In recent years, the issues of ethics and morality in business have received a great deal of attention. This has often been of a negative sort — from Enron to Lehman Brothers and beyond. I have always been interested in the positive aspects of the intersection between the business world and society. Today, many companies are pursuing environmental and social initiatives, often popularly called sustainability initiatives. My colleague, George Serafeim of Harvard Business School, and I wondered if any or all such initiatives have a direct impact on the financial performance of firms. In other words, do such corporate social responsibility (CSR) initiatives create real economic value?
It has been difficult, in the past, to find any empirical evidence of a causal relationship. We thought that, if there is a link between CSR and profitability, we should be able to trace it by examining the way information is transferred to the capital markets. We thought of the influence that sell-side analysts’ recommendations and long-term growth forecasts have on expectations of value creation at the firm level.

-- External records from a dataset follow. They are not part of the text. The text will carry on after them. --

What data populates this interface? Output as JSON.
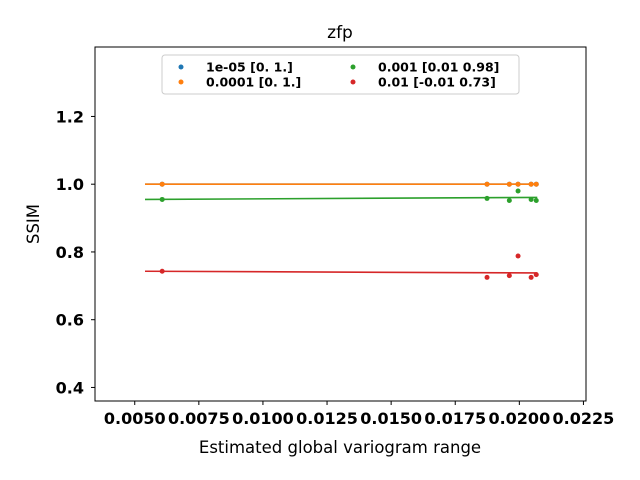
{
  "chart_data": {
    "type": "scatter",
    "title": "zfp",
    "xlabel": "Estimated global variogram range",
    "ylabel": "SSIM",
    "xlim": [
      0.00345,
      0.0226
    ],
    "ylim": [
      0.36,
      1.405
    ],
    "xticks": [
      0.005,
      0.0075,
      0.01,
      0.0125,
      0.015,
      0.0175,
      0.02,
      0.0225
    ],
    "xtick_labels": [
      "0.0050",
      "0.0075",
      "0.0100",
      "0.0125",
      "0.0150",
      "0.0175",
      "0.0200",
      "0.0225"
    ],
    "yticks": [
      0.4,
      0.6,
      0.8,
      1.0,
      1.2
    ],
    "ytick_labels": [
      "0.4",
      "0.6",
      "0.8",
      "1.0",
      "1.2"
    ],
    "grid": false,
    "legend_placement": "upper center",
    "series": [
      {
        "name": "1e-05 [0. 1.]",
        "color": "#1f77b4",
        "x": [
          0.00607,
          0.01874,
          0.01961,
          0.01995,
          0.02046,
          0.02066
        ],
        "y": [
          1.0,
          1.0,
          1.0,
          1.0,
          1.0,
          1.0
        ],
        "fit": [
          [
            0.0054,
            1.0
          ],
          [
            0.0207,
            1.0
          ]
        ]
      },
      {
        "name": "0.0001 [0. 1.]",
        "color": "#ff7f0e",
        "x": [
          0.00607,
          0.01874,
          0.01961,
          0.01995,
          0.02046,
          0.02066
        ],
        "y": [
          1.0,
          1.0,
          1.0,
          1.0,
          1.0,
          1.0
        ],
        "fit": [
          [
            0.0054,
            1.0
          ],
          [
            0.0207,
            1.0
          ]
        ]
      },
      {
        "name": "0.001 [0.01 0.98]",
        "color": "#2ca02c",
        "x": [
          0.00607,
          0.01874,
          0.01961,
          0.01995,
          0.02046,
          0.02066
        ],
        "y": [
          0.955,
          0.958,
          0.952,
          0.98,
          0.955,
          0.952
        ],
        "fit": [
          [
            0.0054,
            0.955
          ],
          [
            0.0207,
            0.961
          ]
        ]
      },
      {
        "name": "0.01 [-0.01  0.73]",
        "color": "#d62728",
        "x": [
          0.00607,
          0.01874,
          0.01961,
          0.01995,
          0.02046,
          0.02066
        ],
        "y": [
          0.743,
          0.725,
          0.73,
          0.788,
          0.725,
          0.733
        ],
        "fit": [
          [
            0.0054,
            0.743
          ],
          [
            0.0207,
            0.738
          ]
        ]
      }
    ]
  }
}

Evidence suggests that they are an important information intermediary, and there’s a vast literature examining their role and impact on capital markets — stock prices and trading volumes in particular. They essentially reflect equity holders’ expectations about the future of the company.
We obtained data from KLD, the major company producing CSR ratings and rankings in the US, and then took a step back to better understand analysts and the potential reaction they could have to such ratings. Work in finance, for example, shows that analysts, on average, tend to have accurate forecasts. However, work from economic sociology found that when companies deviate from what they’ve traditionally done in their choice of strategy, in such a way that they seem to be moving away from their traditional industry categorisation, analysts tend to drop coverage and appear to have a lag in amending their evaluation models to reflect these changing firm behaviours. In the short run, this is reflected in relatively negative stock recommendations.
Thinking more positively
So, often there is some delay before analysts recognise that a change in a company’s strategy might be a beneficial move. If a company is improving safety standards or moving into a different industry, for example, it is likely to take analysts a while to understand and incorporate such actions in their valuation models and therefore reflect the potential long-term benefits for the firm and the perceived level of value creation in their recommendations.

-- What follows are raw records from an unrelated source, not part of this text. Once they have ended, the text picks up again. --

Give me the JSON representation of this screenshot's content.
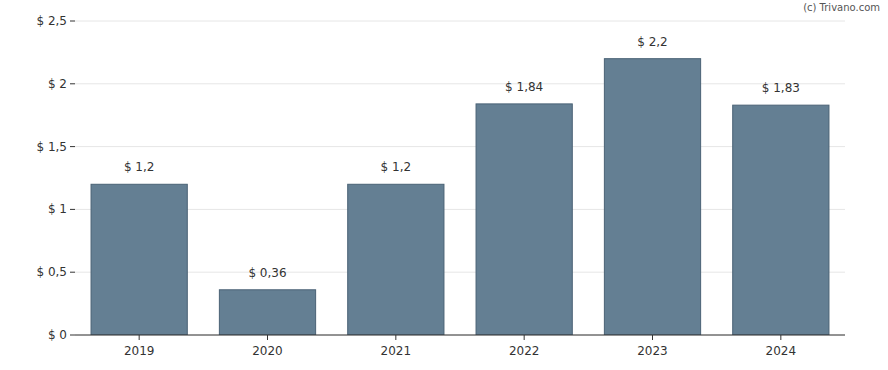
{
  "chart_data": {
    "type": "bar",
    "annotations": [
      "(c) Trivano.com"
    ],
    "categories": [
      "2019",
      "2020",
      "2021",
      "2022",
      "2023",
      "2024"
    ],
    "values": [
      1.2,
      0.36,
      1.2,
      1.84,
      2.2,
      1.83
    ],
    "value_labels": [
      "$ 1,2",
      "$ 0,36",
      "$ 1,2",
      "$ 1,84",
      "$ 2,2",
      "$ 1,83"
    ],
    "data_labels": true,
    "color": "#647f93",
    "ylim": [
      0,
      2.5
    ],
    "yticks": [
      {
        "value": 0,
        "label": "$ 0"
      },
      {
        "value": 0.5,
        "label": "$ 0,5"
      },
      {
        "value": 1,
        "label": "$ 1"
      },
      {
        "value": 1.5,
        "label": "$ 1,5"
      },
      {
        "value": 2,
        "label": "$ 2"
      },
      {
        "value": 2.5,
        "label": "$ 2,5"
      }
    ],
    "grid": true
  }
}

In our research, we found that until 1997/1998, if a company engaged in CSR initiatives, analysts tended to penalise it with more negative (‘sell’ or ‘strong sell’) recommendations. After 1998, we find that the trend reverses and becomes positive: it seems that analysts began to understand and think more positively about the implementation of CSR strategies. In order to understand why that was the case, we searched for articles that mentioned the phrase ‘corporate social responsibility’ in the Factiva database, from 1990 to 2001 or later. If you graph the number of mentions over the years, you can see that during the 1990s they are flat; then, around 1998 and 1999, there is the beginning of exponential growth in CSR mentions in the popular press. This told us that a process of external legitimatisation of these strategies could be taking place, as well as some learning at the analyst level about what impact CSR strategies actually have on a firm’s real value creation potential. According to our econometric analysis, this happened around the same time that the analysts’ attitudes towards CSR seem to have changed.

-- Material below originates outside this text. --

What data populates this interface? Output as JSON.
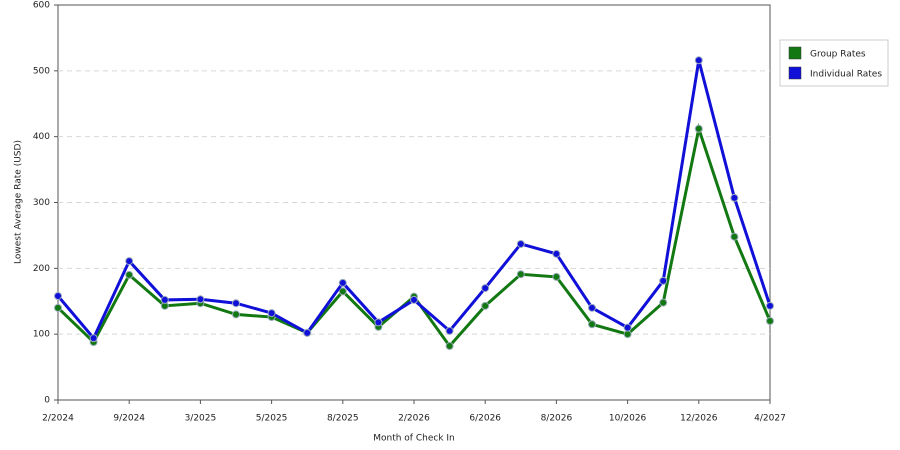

All of this matters for leaders of companies committed to CSR. It is clear that firms must work closely with the investor community to enhance the interface between the firm, analysts and investors — letting them know exactly what they’re trying to achieve through their CSR strategy. In this way, analysts are fully informed and understand where the firm is headed strategically. In other words, managers are well advised to educate and inform analysts about what the target is and why CSR stakeholder value maximisation is beneficial for the firm in the long run. And managers should definitely not hide their dedication to CSR. We found that the positive link between CSR and recommendations is stronger for more visible firms, suggesting that the CSR benefits are perceived as being greater for more visible firms.
We also looked at analysts themselves. We examined the number of years an analyst has been following a specific firm, the idea being that if someone follows a firm for many years and reads all their reports, he or she is more likely to be able to understand the strategic implications of CSR. The other measure we noted was the size of the analyst’s employer — larger brokerage houses may provide analysts with superior research resources or administrative support and are thus better positioned to understand CSR initiatives. Another thing we looked at was the broader exposure the analyst had to CSR initiatives. We constructed a composite measure of what we call ‘CSR awareness’ based on the total number of firms the analyst was following and how CSR-strong they were. We found that analysts with a higher ability to understand CSR were more likely to positively incorporate CSR strategies in their recommendations.
To sum up, managers should particularly focus on communicating the value of CSR strategies to the investment community. Highlighting not only short-term costs but also long-term benefits could mitigate difficulties that investors may face in understanding the value generated through such activities and might expedite the adjustment of their valuation models to these new CSR-augmented business models. In other words, managers should be aware that not only what is communicated matters but also to whom it is communicated.